For the first time in a while, I woke this morning feeling rested. I realised that it had been some since I’d had a solid night’s sleep without getting up for anything. And it felt good!

I’ve always been someone who can fall asleep at the drop of a hat. Sitting in the passenger seat of a car for more than 20 minutes is all it takes for me to doze off (I’m really not a great driving companion). And I think that in all my travels I’ve been awake for take-off maybe twice. The second the plane starts taxiing, I’m asleep. Caffeine doesn’t affect me and I can sleep in bright light and through loud noise.

When I was diagnosed with diabetes, one of the most difficult things to deal with was the need to wake at a certain time (much earlier than I was used to) so I could have breakfast and take my first insulin shot for the day. I can still remember the relief I felt when I started using a pump and could go back to sleeping away half the day if so desired (as it often was).

I worried about how I would cope with the promised sleep deprivation that a baby would bring, but pure luck delivered us a baby who slept through the night from an early age and who, even now, sleeps in on weekends and over holidays and knows to leave the grown-ups alone if she rises first.

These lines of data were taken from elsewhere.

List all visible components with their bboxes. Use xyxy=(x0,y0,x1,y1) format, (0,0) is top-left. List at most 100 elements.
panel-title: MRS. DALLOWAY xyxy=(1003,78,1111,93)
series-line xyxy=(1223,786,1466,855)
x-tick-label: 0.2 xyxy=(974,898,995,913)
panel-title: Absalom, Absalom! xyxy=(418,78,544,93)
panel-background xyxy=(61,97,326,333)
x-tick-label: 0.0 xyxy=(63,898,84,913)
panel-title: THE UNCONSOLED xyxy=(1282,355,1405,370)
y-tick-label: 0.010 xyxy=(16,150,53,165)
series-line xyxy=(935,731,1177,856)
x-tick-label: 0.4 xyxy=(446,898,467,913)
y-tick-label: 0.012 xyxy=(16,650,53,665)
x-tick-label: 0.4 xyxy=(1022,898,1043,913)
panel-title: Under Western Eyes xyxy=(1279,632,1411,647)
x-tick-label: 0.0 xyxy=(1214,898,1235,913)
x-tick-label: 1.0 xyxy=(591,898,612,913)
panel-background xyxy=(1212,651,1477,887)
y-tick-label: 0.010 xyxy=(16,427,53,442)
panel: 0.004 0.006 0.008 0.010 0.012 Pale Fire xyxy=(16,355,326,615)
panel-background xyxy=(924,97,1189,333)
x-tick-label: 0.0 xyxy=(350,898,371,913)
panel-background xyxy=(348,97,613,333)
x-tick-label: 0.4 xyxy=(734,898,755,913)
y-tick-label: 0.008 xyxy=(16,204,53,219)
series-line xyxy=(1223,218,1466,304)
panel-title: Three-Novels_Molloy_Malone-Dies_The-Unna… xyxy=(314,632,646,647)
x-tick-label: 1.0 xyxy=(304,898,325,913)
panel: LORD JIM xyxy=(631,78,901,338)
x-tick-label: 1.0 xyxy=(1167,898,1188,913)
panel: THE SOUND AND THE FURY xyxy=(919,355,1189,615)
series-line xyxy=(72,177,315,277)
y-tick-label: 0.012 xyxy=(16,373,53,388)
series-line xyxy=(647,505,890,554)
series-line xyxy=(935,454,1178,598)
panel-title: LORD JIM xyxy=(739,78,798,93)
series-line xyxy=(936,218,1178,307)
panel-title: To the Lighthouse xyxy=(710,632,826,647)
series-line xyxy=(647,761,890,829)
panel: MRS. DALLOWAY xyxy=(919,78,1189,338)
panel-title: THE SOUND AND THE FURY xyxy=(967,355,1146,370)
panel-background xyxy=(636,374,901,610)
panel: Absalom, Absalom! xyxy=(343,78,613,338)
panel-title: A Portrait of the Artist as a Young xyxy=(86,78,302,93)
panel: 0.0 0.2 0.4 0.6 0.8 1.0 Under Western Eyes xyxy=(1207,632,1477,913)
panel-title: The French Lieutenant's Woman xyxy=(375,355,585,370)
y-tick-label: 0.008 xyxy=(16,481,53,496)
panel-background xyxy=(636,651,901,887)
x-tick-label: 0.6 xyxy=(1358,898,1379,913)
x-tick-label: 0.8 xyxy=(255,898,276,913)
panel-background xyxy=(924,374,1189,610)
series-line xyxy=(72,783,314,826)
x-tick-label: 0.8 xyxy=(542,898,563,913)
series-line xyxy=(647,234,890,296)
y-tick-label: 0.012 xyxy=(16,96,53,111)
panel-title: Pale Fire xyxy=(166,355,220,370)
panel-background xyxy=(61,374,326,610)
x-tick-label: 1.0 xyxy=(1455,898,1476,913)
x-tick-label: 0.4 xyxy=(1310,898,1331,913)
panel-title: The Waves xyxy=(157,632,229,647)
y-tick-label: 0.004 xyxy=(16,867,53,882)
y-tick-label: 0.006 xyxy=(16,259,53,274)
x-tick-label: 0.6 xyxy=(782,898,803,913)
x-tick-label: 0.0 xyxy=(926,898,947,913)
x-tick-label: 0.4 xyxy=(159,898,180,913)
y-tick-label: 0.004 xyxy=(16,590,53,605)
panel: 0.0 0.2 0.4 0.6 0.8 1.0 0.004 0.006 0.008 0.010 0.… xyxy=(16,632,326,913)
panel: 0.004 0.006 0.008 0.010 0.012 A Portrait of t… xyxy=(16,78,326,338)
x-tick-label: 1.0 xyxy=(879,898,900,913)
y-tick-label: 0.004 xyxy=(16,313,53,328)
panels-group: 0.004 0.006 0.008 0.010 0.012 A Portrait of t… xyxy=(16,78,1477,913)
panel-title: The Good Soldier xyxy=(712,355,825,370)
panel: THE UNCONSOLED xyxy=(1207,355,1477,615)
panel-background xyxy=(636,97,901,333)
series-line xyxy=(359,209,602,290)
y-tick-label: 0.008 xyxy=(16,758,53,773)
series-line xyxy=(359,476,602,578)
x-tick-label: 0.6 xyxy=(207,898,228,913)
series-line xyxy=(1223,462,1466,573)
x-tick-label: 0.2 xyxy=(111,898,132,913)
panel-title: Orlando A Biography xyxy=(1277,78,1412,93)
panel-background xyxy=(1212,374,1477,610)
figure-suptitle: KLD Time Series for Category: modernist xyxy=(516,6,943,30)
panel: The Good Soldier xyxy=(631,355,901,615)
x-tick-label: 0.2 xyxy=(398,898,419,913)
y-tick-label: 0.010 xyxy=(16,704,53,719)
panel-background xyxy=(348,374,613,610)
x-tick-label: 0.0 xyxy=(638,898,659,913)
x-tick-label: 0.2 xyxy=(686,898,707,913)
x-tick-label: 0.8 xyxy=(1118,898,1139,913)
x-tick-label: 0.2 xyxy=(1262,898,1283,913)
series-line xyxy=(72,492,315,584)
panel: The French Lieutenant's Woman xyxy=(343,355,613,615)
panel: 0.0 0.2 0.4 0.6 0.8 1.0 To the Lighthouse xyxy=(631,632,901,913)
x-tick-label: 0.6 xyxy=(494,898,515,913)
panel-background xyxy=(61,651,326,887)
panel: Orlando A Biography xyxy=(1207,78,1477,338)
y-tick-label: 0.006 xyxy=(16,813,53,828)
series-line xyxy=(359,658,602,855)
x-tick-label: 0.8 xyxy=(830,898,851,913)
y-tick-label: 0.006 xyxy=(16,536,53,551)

But lately, sleep hasn’t been coming easy.  Between the heat (and resulting hypos), getting used to sleeping in a new house and waking due to pain in my right eye following my second cataract surgery, I haven’t really had many nights of restful slumber. Plus, it doesn’t help that the allure of ‘just one more episode’ of Breaking Bad is reducing the number of hours spent in bed.

The nights disrupted by diabetes result in days disturbed by diabetes. I find myself yawning and finding excuses for more coffee to try to keep me alert. And I think about sleep – and then stress because I’m tired and not sleeping properly. I feel sluggish and slow and find it difficult to stay on task. And I spend most of the day banging on about how tired I am because I didn’t get enough sleep.

Which, apparently, is the problem.

I read today that just thinking about sleep positively can impact on performance. This study published in the Journal of Experimental Psychology says that complaining about not getting enough sleep is the reason that performance suffers – not the actual lack of shut eye. There’s a placebo effect for you!

I’m not sure if that’s true, but given the number of nights diabetes does reduce the hours of sleep I get, perhaps some positive thinking is in order. Diabetes unfortunately means that there are nights of broken sleep. Maybe instead of complaining about it, I just accept it and think about the time I was actually dreaming and how good that was. Or look forward to the sleep that’s coming up.

Also, maybe a limit on the number of Breaking Bad episodes would help too. Just saying.